At approximately 70°C a mechanical shock was observed. This did not influence the measurement. From 200°C upwards the weight of the sample decreased significantly. At 272°C the sample weight had decreased by 25%.

After the experiment no test item was observed in the sample container.

 

Main study

One minor and one major endothermic peak between 125°C and 175°C were observed. The extrapolated onset temperature of the minor peak was 149.39°C. This signal was most probably linked to the presence of an impurity or another crystallographic species. The extrapolated onset temperature of the major peak was 162.17°C. Both effects were most likely obtained due to melting.

To investigate the melting peaks between 125°C and 175°C a repeated heating cycle was applied in the Experiment 2. A closed sample container was applied to investigate the endothermic peak between 250°C and 325°C.

With the first heating the extrapolated onset temperature of the melting peak was 149.39°C. The extrapolated onset temperature of the second peak was 162.29°C.

During cooling no effects were observed which were due to crystallization of the test item (results are archived in the raw data).

During the second heating a glass transition was observed between 25°C and 50°C. The inflection point of the glass transition was 40.53°C. An exothermic peak was observed between 50°C and 125°C. The effect was obtained due to cold crystallization of the test item.

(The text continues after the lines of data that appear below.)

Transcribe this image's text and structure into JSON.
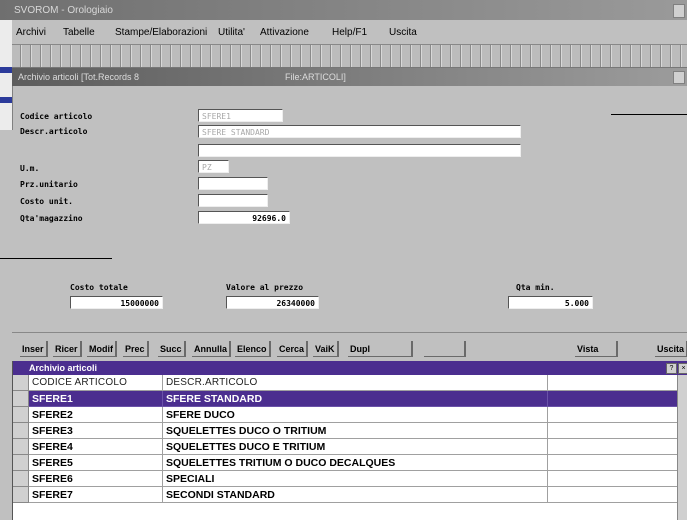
{
  "app": {
    "title": "SVOROM - Orologiaio"
  },
  "menu": [
    "Archivi",
    "Tabelle",
    "Stampe/Elaborazioni",
    "Utilita'",
    "Attivazione",
    "Help/F1",
    "Uscita"
  ],
  "child_window": {
    "title": "Archivio articoli [Tot.Records 8",
    "file": "File:ARTICOLI]"
  },
  "form": {
    "codice_label": "Codice articolo",
    "codice_value": "SFERE1",
    "descr_label": "Descr.articolo",
    "descr_value1": "SFERE STANDARD",
    "descr_value2": "",
    "um_label": "U.m.",
    "um_value": "PZ",
    "prz_label": "Prz.unitario",
    "prz_value": "",
    "costo_label": "Costo unit.",
    "costo_value": "",
    "qta_label": "Qta'magazzino",
    "qta_value": "92696.0",
    "costo_totale_label": "Costo totale",
    "costo_totale_value": "15000000",
    "valore_label": "Valore al prezzo",
    "valore_value": "26340000",
    "qta_min_label": "Qta min.",
    "qta_min_value": "5.000"
  },
  "buttons": [
    "Inser",
    "Ricer",
    "Modif",
    "Prec",
    "Succ",
    "Annulla",
    "Elenco",
    "Cerca",
    "VaiK",
    "Dupl",
    "Vista",
    "Uscita"
  ],
  "grid": {
    "title": "Archivio articoli",
    "col_codice": "CODICE ARTICOLO",
    "col_descr": "DESCR.ARTICOLO",
    "rows": [
      {
        "codice": "SFERE1",
        "descr": "SFERE STANDARD"
      },
      {
        "codice": "SFERE2",
        "descr": "SFERE DUCO"
      },
      {
        "codice": "SFERE3",
        "descr": "SQUELETTES DUCO O TRITIUM"
      },
      {
        "codice": "SFERE4",
        "descr": "SQUELETTES DUCO E TRITIUM"
      },
      {
        "codice": "SFERE5",
        "descr": "SQUELETTES TRITIUM O DUCO DECALQUES"
      },
      {
        "codice": "SFERE6",
        "descr": "SPECIALI"
      },
      {
        "codice": "SFERE7",
        "descr": "SECONDI STANDARD"
      }
    ]
  },
  "colors": {
    "selection": "#4b2e8f",
    "background": "#c0c0c0"
  }
}
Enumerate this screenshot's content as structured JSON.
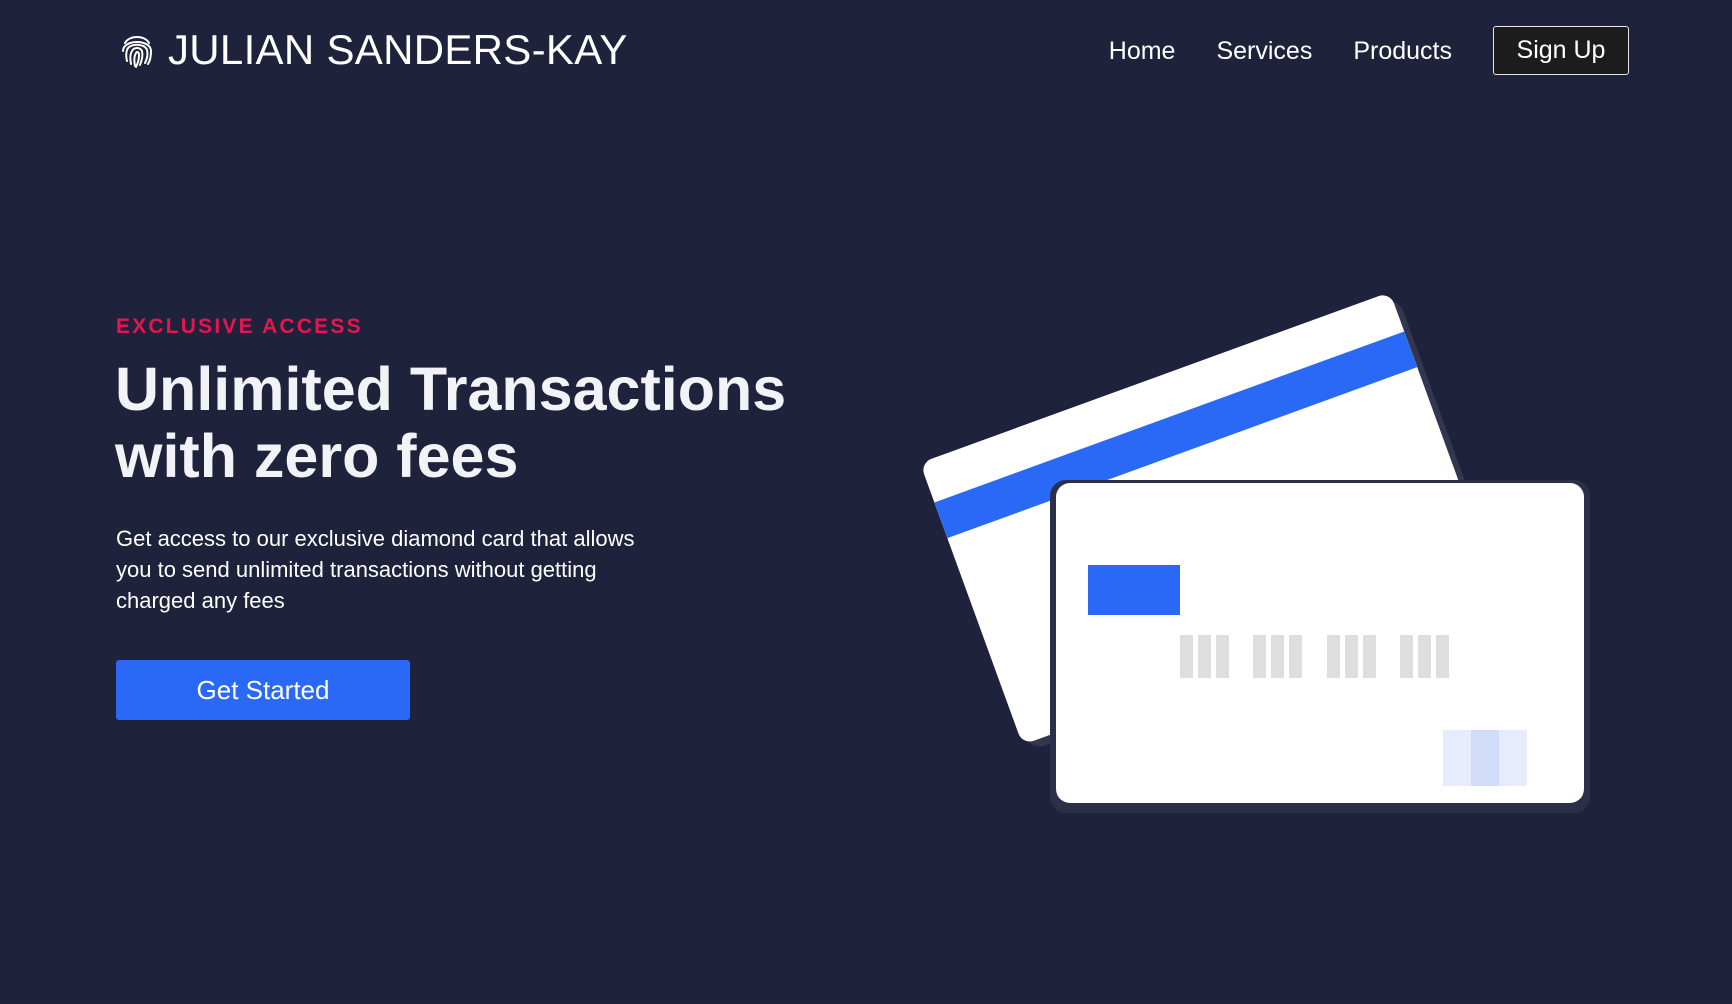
{
  "brand": {
    "name": "JULIAN SANDERS-KAY",
    "icon": "fingerprint-icon"
  },
  "nav": {
    "links": [
      "Home",
      "Services",
      "Products"
    ],
    "signup_label": "Sign Up"
  },
  "hero": {
    "eyebrow": "EXCLUSIVE ACCESS",
    "headline_line1": "Unlimited Transactions",
    "headline_line2": "with zero fees",
    "description": "Get access to our exclusive diamond card that allows you to send unlimited transactions without getting charged any fees",
    "cta_label": "Get Started"
  },
  "colors": {
    "background": "#1e223a",
    "accent": "#2969f5",
    "eyebrow": "#e5164e"
  }
}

The extrapolated onset temperature of the first (minor) melting peak was 159.82°C. The peak maximum of the second (major) melting peak was 163.85°C. The extrapolated onset and the peak maximum were not used for calculating the melting temperature, since it was obtained by melting of non-original test item.

The melting temperature was determined as the average melting temperature obtained from experiment 1 (162.17°C) and experiment 2 (162.29°C).

Conclusions:
The melting temperature of Lowinox® 22IB46 was determined at 162°C (435K) using DSC.
Executive summary:

The purpose of the study was to determine the physico-chemical properties for Lowinox® 22IB46.

 

The melting temperature of the test item were determined using differential scanning calorimetry (DSC), in accordance with the following guidelines:

European Community (EC), EC no. 440/2008, Part A: Methods for the Determination of Physico-Chemical Properties, Guideline A.1: “Melting/Freezing Temperature”, Official Journal of the European Union no. L142, May 31, 2008.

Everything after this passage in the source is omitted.